The Washington Post shook up its readers last week with a front page news story about sex practices in an affluent Virginia middle school. The school principal notified the parents that 13 and 14 year olds were getting together for sexual activity in local parks, in one another’s homes, and even inside the school and on the school bus.
What the kids were doing isn’t fit to be described in a family newspaper, but readers can figure it out from the comment of one of the girls. “What’s the big deal? President Clinton did it.”
Is this Bill Clinton’s legacy? Has he become a role-model for young teen immorality? And has he coarsened our culture so much that we have to talk about it?
There are many surprising nuggets in this front page story. For starters, the Post admitted that this “news” was a year old. Why did it take a year to find its way into print?
Other shockers in the Post story include the age of the children (13 and 14), the fact that they were A and B students from upper-income homes, their totally casual attitude toward sex among classmates, their lack of shame at being caught, their exhibitionism about sex, and the way the girls pursued the boys to “hook up”.

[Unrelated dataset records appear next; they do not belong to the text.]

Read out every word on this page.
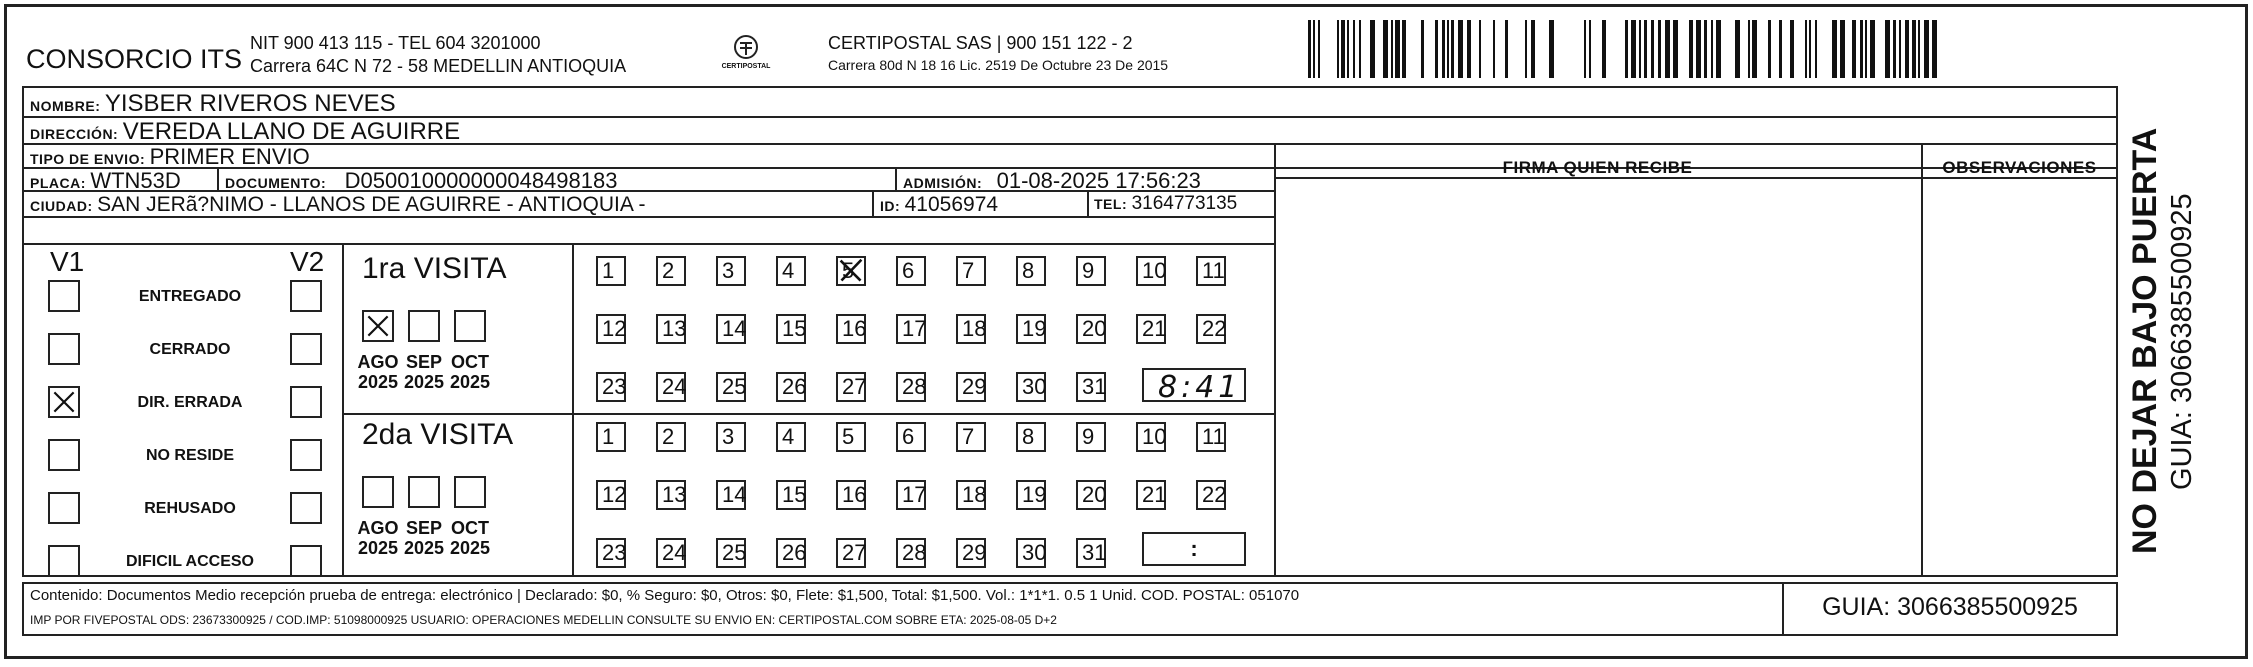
CONSORCIO ITS
NIT 900 413 115 - TEL 604 3201000
Carrera 64C N 72 - 58 MEDELLIN ANTIOQUIA	CERTIPOSTAL
CERTIPOSTAL SAS | 900 151 122 - 2
Carrera 80d N 18 16 Lic. 2519 De Octubre 23 De 2015
NOMBRE: YISBER RIVEROS NEVES
DIRECCIÓN: VEREDA LLANO DE AGUIRRE
TIPO DE ENVIO: PRIMER ENVIO	FIRMA QUIEN RECIBE	OBSERVACIONES
PLACA: WTN53D	DOCUMENTO: D050010000000048498183	ADMISIÓN: 01-08-2025 17:56:23
CIUDAD: SAN JERã?NIMO - LLANOS DE AGUIRRE - ANTIOQUIA -	ID: 41056974	TEL: 3164773135
V1	V2
ENTREGADO
CERRADO
DIR. ERRADA
NO RESIDE
REHUSADO
DIFICIL ACCESO
1ra VISITA
2da VISITA
AGO
2025
SEP
2025
OCT
2025
AGO
2025
SEP
2025
OCT
2025
1	2	3	4	5	6	7	8	9	10 11
12 13 14 15 16 17 18 19 20 21 22
23 24 25 26 27 28 29 30 31
1	2	3	4	5	6	7	8	9	10 11
12 13 14 15 16 17 18 19 20 21 22
23 24 25 26 27 28 29 30 31
8:41
:
Contenido: Documentos Medio recepción prueba de entrega: electrónico | Declarado: $0, % Seguro: $0, Otros: $0, Flete: $1,500, Total: $1,500. Vol.: 1*1*1. 0.5 1 Unid. COD. POSTAL: 051070
IMP POR FIVEPOSTAL ODS: 23673300925 / COD.IMP: 51098000925 USUARIO: OPERACIONES MEDELLIN CONSULTE SU ENVIO EN: CERTIPOSTAL.COM SOBRE ETA: 2025-08-05 D+2	GUIA: 3066385500925
NO DEJAR BAJO PUERTA GUIA: 3066385500925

It’s clear from the Post’s interviews with the students that these youngsters have bought into the notion that the only sex that is wrong is the kind that produces a live baby. Indeed, that is the sex- education message taught in most public schools and advocated by SIECUS (Sexuality Information and Education Council of the United States) and Planned Parenthood.
For example, in the September/October 1988 SIECUS Report, SIECUS president Debra Haffner’s article, called “Safe Sex and Teens,” includes this instruction. “We should teach teens about oral sex and mutual masturbation in order to help them delay the onset of sexual intercourse and its resulting consequences.”

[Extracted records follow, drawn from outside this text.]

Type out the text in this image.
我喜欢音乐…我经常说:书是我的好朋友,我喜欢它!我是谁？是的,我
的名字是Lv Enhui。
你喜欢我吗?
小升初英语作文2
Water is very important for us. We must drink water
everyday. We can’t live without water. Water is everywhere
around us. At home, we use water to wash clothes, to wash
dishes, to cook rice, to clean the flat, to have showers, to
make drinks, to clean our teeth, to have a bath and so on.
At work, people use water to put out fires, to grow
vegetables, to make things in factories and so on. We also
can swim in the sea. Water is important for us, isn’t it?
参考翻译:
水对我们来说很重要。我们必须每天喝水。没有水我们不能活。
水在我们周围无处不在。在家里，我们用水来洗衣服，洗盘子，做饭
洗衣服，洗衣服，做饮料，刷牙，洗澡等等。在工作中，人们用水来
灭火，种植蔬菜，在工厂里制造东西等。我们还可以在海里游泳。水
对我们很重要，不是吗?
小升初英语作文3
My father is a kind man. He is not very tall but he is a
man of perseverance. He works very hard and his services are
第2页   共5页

SIECUS guidelines for sex education in schools include the following. Beginning at age 5, teaching that masturbation feels good; starting at age 9, teaching there are many ways to give and receive sexual pleasure without having intercourse; at age 12, more on the joys of masturbation alone or with a partner, as an alternative to intercourse; and at age 16, common sexual behaviors including use of pornography, bathing/showering together, and oral, vaginal or anal intercourse.
On CNN’s Crossfire on May 8, 1997, Ms. Haffner summed up SIECUS’s philosophy like this. “The average age of marriage is between 25 and 27 now. It is completely unrealistic . . . to say to young people, you need 13, 14 years of sexual unemployment.”
“Unemployment”? Another shocker in the Washington Post news story was that some middle school students were soliciting for “oral sex as a way to make money.”
When SIECUS celebrated its 35th anniversary earlier this year, it invited visitors to its website to vote for ten out of a list of 100 persons whom SIECUS believes have “brought about a positive change in the way America thinks and talks about sexuality issues.” The top ten were Judy Blume, Mary Calderone (SIECUS co-founder), Ellen DeGeneres, Joycelyn Elders, Hugh Hefner, Anita Hill, Magic Johnson, Madonna, Gloria Steinem, and Ruth Westheimer.
That list makes the “educational” bias of SIECUS’s materials obvious. No wonder SIECUS is such a fierce opponent of abstinence- until-marriage courses in the schools.
Planned Parenthood has an active website specifically for youngsters (www.teenwire.com), which contains a lot of provocative sex chatter that teens can use as “how to” information. The website creatively redefines such words as sex, virginity, and abstinence, and encourages teens to engage in “outercourse.”
The public schools have given us 25 years of SIECUS/Planned Parenthood-style “comprehensive education about sexuality.” The results are rampant immorality, illegitimacy, abortions, venereal diseases, infertility, and teenage emotional trauma that often follows them through their entire life.
Now we find that over half of all infants born to girls younger than age 18 are fathered by adult men. There’s an ugly word for that: statutory rape.
Why isn’t this crime prosecuted? Pregnancy in underage unmarried girls is obvious evidence of possible sexual abuse. The possibility of that crime should be routinely investigated every time a pregnant adolescent girl comes into a clinic.
Medical professionals are obligated under law to report suspected sexual abuse of minors, with the precise legal requirements varying by state. Almost every state imposes prison or fines on those who intentionally fail to report, and these mandatory reporting laws usually supersede the privilege of confidential patent-physician communications.
Yet, these laws are routinely ignored. Surveys indicate that youth service providers are ambivalent about reporting relationships between young teen girls and their adult boyfriends.
When are parents going to start keeping track of where their children are at all times? And demanding that the classroom sex ed teach abstinence-until-marriage as the expected behavior instead of “comprehensive” immorality? And insisting that the laws against sexual abuse of minors and statutory rape be enforced?